Agesilao prevaleva per virtù su tutti coloro che comandavano gli altri uomini. Egli ugualmente giudicava che era necessario tenersi lontano dall'ubriachezza e dall'ingordigia, stabiliva di nutrirsi al di sopra di un abuso eccessivo. Quando nei banchetti riceveva una doppia porzione, nel prenderle, non solo non accettava ambedue ma anche, non prendendo nessuna delle due, lui rifiutava. Non aveva bisogno di un sonno possessore, né provocato da altre cose e si vergognava (αἰδέομαι) se non poteva dare la sua residenza agli amici: comandava infatti allo stratega di stare vicino nell'istruire i sodati non con mollezza ma con fermezza. Desiderava superare (πλεονεκτέω) gli altri in presenza di caldo e di freddo anche quando nell'esercito i presenti soffrivano, di buon grado sopportava fatiche rispetto agli altri perché considerava che verso i soldati fosse conforto. Agesilao onorava le fatiche della battaglia, non accettava compiacenza.
(By Geppetto)
Versione tratta da Senofonte
ULTERIORE PROPOSTA DI TRADUZIONE
Agesilao dominava i piaceri da cui tutti gli altri uomini sono dominati. Egli ugualmente giudicava che era necessario tenersi lontano dall'ubriachezza e dall'ingordigia, riteneva una trasgressione mangiare oltre una giusta misura. Ricevendo nei banchetti una doppia porzione, non solo non accettava ambedue ma anche, non prendendo nessuna delle due, rifiutava. Prendeva sonno considerandolo non sovrano, ma suddito all'attività (Frase tradotta sul Vocabolario GI) e si vergognava se non avesse lo stesso giaciglio cogli amici: comandava infatti allo stratega di stare vicino per eccellere sui soldati semplici non per mollezza ma per fermezza.

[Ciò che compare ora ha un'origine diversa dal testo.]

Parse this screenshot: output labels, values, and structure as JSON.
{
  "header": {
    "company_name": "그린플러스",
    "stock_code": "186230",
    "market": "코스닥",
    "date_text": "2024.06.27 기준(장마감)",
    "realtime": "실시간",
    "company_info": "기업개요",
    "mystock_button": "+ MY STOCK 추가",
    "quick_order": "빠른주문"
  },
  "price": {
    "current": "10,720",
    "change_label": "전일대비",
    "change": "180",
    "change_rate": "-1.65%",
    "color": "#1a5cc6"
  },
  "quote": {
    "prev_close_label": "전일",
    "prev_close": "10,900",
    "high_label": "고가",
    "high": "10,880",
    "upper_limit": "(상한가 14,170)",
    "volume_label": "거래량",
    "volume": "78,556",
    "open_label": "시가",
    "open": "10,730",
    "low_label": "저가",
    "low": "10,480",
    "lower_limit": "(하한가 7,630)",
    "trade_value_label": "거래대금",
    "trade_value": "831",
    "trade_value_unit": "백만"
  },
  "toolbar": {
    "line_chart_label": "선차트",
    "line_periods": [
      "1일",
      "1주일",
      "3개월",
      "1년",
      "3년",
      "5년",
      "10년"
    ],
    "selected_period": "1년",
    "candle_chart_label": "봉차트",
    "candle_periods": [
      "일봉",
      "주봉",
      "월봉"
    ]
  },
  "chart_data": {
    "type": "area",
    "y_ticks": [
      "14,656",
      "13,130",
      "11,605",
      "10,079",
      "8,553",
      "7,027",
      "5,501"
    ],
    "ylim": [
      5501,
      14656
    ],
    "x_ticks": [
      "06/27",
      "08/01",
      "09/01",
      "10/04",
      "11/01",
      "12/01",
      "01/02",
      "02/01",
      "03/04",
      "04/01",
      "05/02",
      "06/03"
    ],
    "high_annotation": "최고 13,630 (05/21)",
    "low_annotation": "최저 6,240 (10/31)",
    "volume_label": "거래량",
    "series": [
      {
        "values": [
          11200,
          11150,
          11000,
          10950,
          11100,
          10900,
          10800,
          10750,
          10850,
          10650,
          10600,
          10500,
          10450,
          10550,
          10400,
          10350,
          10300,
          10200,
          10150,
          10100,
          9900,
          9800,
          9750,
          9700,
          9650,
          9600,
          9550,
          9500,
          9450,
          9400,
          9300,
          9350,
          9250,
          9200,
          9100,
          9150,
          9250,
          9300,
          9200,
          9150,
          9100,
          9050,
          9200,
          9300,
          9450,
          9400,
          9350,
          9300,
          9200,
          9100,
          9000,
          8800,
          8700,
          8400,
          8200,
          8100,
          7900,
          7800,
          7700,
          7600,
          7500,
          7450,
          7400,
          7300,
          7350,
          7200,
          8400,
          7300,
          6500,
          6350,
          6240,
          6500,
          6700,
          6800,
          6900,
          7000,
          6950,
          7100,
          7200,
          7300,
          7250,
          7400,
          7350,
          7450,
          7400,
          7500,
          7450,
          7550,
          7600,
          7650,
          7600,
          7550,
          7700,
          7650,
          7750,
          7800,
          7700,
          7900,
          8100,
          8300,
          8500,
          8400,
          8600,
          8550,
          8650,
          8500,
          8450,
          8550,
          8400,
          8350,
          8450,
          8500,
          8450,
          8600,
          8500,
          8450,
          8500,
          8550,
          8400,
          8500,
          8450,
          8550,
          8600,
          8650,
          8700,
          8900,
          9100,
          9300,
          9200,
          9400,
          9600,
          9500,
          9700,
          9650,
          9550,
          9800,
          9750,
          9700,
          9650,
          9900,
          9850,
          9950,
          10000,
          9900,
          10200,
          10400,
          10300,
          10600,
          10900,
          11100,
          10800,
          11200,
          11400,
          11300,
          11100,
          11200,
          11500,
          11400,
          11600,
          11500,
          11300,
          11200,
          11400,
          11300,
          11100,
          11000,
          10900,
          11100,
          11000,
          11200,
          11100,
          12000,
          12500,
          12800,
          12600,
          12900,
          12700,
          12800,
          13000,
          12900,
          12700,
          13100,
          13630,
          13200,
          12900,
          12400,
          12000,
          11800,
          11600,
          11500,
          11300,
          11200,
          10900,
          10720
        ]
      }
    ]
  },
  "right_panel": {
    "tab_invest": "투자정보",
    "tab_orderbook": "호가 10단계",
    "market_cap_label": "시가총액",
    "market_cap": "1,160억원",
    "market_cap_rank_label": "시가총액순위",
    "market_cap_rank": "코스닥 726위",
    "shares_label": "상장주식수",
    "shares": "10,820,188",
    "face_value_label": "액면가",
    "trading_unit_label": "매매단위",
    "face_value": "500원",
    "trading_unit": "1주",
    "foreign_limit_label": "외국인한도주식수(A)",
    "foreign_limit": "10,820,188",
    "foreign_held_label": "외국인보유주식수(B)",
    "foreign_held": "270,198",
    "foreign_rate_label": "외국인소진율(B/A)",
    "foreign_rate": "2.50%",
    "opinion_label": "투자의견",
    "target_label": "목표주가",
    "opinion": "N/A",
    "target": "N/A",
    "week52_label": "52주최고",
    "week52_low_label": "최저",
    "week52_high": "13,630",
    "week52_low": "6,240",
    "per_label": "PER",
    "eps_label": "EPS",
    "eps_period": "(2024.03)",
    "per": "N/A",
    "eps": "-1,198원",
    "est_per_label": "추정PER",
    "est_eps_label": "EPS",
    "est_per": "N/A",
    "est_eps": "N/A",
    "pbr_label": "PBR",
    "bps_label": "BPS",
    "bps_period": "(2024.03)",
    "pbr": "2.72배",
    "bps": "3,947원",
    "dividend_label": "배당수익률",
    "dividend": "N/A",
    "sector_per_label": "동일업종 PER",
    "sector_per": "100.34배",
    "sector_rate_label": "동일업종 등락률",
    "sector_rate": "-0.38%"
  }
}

Desiderava superare gli altri nella perseveranza di caldo e di freddo anche quando nell'esercito trovandosi insieme a soffrire, di buon grado sopportava fatiche rispetto agli altri perché considerava che ciò fosse per i soldati conforto. Agesilao si gloriava delle fatiche della battaglia, non accettava compiacenza.